By 1950, however, the laboratory rat had emerged as the dominant species for behavioral and physiological research [Beach, 1950; Logan, 2005]. Geneticists, meanwhile, focused their efforts on a relatively small number of species, notably corn, domesticated mice, and the fruit fly Drosophila melanogaster [Davis, 2004; Lynch, 2009]. Work with strategically selected bacteriophages, fungi (yeast), and various bacteria then led to powerful techniques for genome manipulation, opening the doors to molecular biology [Davis, 2004]. These new techniques, in turn, facilitated extensive research on some multicellular species, notably the flowering plant Arabidopsis thaliana, the roundworm Caenorhabditis elegans, and the zebrafish Danio rerio. All of these “model organisms” were initially selected for their experimental convenience, especially their short generation times. However, as research communities formed around these species and began to accumulate species-specific knowledge, techniques, and resources, those communities became another major benefit of selecting these species for research [Bolker, 2017]. As a result, research on mice, zebrafish, Drosophila, C. elegans, and Arabidopsis increased dramatically, while research on most other species waned, at least in proportion [Dietrich et al., 2014; Peirson et al., 2017].

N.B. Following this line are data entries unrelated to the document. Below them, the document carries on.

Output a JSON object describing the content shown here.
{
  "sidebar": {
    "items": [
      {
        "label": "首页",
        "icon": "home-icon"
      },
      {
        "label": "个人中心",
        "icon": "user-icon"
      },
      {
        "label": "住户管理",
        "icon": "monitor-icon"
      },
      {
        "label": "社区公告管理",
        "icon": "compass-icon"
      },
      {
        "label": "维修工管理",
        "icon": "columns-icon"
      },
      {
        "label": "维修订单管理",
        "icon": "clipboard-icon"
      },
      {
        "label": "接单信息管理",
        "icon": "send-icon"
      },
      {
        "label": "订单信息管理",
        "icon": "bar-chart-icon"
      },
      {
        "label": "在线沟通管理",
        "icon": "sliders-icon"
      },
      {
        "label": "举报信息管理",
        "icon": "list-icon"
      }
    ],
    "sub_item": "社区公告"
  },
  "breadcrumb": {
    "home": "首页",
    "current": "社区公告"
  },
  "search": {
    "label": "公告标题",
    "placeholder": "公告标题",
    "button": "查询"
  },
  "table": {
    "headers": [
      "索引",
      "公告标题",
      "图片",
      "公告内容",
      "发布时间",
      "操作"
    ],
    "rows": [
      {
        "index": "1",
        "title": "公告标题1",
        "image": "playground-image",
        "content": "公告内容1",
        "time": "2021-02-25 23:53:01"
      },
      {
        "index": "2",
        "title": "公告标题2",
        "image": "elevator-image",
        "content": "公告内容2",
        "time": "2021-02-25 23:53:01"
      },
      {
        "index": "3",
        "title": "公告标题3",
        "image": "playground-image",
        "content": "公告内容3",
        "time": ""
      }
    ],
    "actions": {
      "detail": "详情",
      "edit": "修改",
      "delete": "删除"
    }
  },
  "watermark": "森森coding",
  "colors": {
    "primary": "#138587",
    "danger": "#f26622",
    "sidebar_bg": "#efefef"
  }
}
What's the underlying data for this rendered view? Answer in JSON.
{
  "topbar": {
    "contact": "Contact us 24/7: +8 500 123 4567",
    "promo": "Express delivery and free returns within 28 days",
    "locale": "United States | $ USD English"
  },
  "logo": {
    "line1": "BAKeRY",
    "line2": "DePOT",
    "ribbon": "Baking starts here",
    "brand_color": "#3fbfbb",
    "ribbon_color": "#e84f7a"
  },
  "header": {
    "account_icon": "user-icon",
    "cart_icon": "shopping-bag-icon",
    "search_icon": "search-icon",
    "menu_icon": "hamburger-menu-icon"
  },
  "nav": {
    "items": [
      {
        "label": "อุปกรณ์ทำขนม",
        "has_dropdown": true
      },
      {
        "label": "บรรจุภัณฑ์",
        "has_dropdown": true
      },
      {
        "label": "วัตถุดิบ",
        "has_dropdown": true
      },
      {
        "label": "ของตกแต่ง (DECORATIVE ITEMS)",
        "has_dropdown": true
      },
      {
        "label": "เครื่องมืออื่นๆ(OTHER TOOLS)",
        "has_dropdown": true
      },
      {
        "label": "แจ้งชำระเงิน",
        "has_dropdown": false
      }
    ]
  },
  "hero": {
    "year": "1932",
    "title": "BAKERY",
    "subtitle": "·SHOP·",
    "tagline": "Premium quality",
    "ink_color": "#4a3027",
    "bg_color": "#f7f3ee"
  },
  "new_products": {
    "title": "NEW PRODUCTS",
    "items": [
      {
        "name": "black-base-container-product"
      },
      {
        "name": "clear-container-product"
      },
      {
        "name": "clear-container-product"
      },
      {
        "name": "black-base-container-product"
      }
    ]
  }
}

The concentration of research on just a few species seemed justified because many features, especially at the molecular level, were discovered to be broadly shared across species. Many genes and proteins were found to have orthologs (i.e., strict homologs) in distantly related species [Zuckerkandl and Pauling, 1965a; Graham et al., 1989; Mushegian et al., 1998; Mushegian, 2010], and numerous aspects of cellular function and embryonic development likewise appeared similar between quite distant relatives [Krebs, 1975; Carroll, 2008]. Buoyed by these discoveries, some investigators concluded that “it did not matter which animal you chose – fundamental processes were fundamentally conserved” [Grunwald and Eisen, 2002]. For example, it has become relatively common to think that one can study disease mechanisms even in species that do not actually fall ill with the disease of interest, as long as the species has, or is made to possess, homologs of genes that are linked to this disease in Homo sapiens[Rubin et al., 2000; Gould and Gottesman, 2006; Lilienfeld, 2014]. Instead of finding the right species to study a particular problem, as Krogh had advised, biologists increasingly believed that a select group of “model species” could be used to study a wide variety of biological problems. In essence, they came to regard the favored species as “Rosetta stones” [Gest, 1995] and saw them as “examples rather than ‘models’” [Krebs, 1975].
Of course, some biologists continued to be interested in species differences, especially if they are linked to evolutionary “survival value” or reproductive fitness [Krebs and Krebs, 1980]. Moreover, the rapidly increasing number of sequenced genomes has sparked new interest in genetic variation across lineages [e.g., Freilich et al., 2008; Peregrín-Alvarez et al., 2009], and an ever-growing arsenal of gene editing techniques is now allowing researchers to examine gene and protein functions in a wide variety of species [Juntti, 2019]. Students of human biology have also developed renewed interest in variation, especially with regard to sex differences [Cahill, 2006, 2014; Clayton and Collins, 2014] and precision medicine, which is predicated on the idea that humans vary significantly in how they respond to medical stressors and therapies [National Research Council, 2011]. But this interest in variation among humans raises an important question: if critical aspects of human biology vary significantly across individuals, is it reasonable to assume that most of the variation across species can be dismissed as being “not fundamental” and, therefore, not medically or biologically important? Increasingly, the answer is “probably not,” especially in light of the fact that the vast majority of therapies developed in model species has failed in clinical trials, especially for therapies aimed at neurological disorders [Cummings et al., 2014; Petrov et al., 2017].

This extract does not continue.